Le Jardin d’hiver du Riviera Palace © VLR

Le Riviera Palace, fleuron du patrimoine de Beausoleil

Le Jardin d’hiver et sa verrière unique en Europe : joyau de Beausoleil

Les serres-jardins sont nées de la vogue des savants botanistes du XVIIIème siècle et du développement de l’industrie du fer et du verre au XIXème siècle, elles sont de véritables joyaux.
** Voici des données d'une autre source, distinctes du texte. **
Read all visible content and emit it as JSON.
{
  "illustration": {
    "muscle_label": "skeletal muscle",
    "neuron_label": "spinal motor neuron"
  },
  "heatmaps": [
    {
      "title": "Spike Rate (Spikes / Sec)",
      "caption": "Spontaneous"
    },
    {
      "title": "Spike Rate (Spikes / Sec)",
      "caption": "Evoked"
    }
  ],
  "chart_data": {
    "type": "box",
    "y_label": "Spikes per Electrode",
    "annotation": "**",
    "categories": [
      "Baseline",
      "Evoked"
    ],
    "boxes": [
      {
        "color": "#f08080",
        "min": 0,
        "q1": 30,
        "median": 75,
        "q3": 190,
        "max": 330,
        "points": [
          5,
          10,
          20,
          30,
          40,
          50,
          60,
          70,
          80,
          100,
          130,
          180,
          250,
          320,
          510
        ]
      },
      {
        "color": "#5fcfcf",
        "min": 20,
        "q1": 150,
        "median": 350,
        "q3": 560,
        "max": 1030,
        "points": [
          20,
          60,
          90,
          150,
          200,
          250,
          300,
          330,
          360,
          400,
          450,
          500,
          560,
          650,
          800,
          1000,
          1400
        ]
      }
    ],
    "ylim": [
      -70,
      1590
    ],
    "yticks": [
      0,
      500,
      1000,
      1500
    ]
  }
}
Construit sur deux niveaux, le Jardin d’hiver du Riviera Palace, est exceptionnel par son ampleur, plus de 900 m², et plus encore par la hauteur de sa verrière : 27 mètres, attribuée à Gustave Eiffel.

Unique en Europe, elle associe, dans sa perspective aérienne, galerie et rotonde, voûte ogivale et dôme, murailles de pierre, et rochers. Heureuse nouvelle en 1989, le Riviera Palace de Beausoleil (aujourd’hui reconverti en résidences), est inscrit au Patrimoine des Monuments Historiques … Sa construction qui débute en 1898, d’après les plans de l’architecte Georges-Paul Chedanne (Grand Prix de Rome en 1887), pour le compte de la Compagnie des Wagons-Lits, s’achèvera en 1902.

Le souvenir des hôtes de marque hante le Riviera Palace

Au début du XXème siècle, le Riviera Palace accueille la riche clientèle russe, austro-hongroise puis anglaise, de somptueuses fêtes y sont données. Il devient très vite un pôle de villégiature et de mondanités. Parmi les hôtes de marque qui y séjourneront : Léopold II, Roi des Belges, la famille impériale de Russie, les Shah de Perse, les grands danseurs et musiciens russes : Diaguilev, Nijinski, Stravinsky, la femme de lettres Colette ou encore Winston Churchill qui avait pour habitude selon la légende de « s’inviter » chez les résidents… Depuis l’accident de la Crémaillère en 1932, c’est l’escalier monumental dressé au milieu de la cité beausoleilloise (480 marches !) qui permet d’y accéder..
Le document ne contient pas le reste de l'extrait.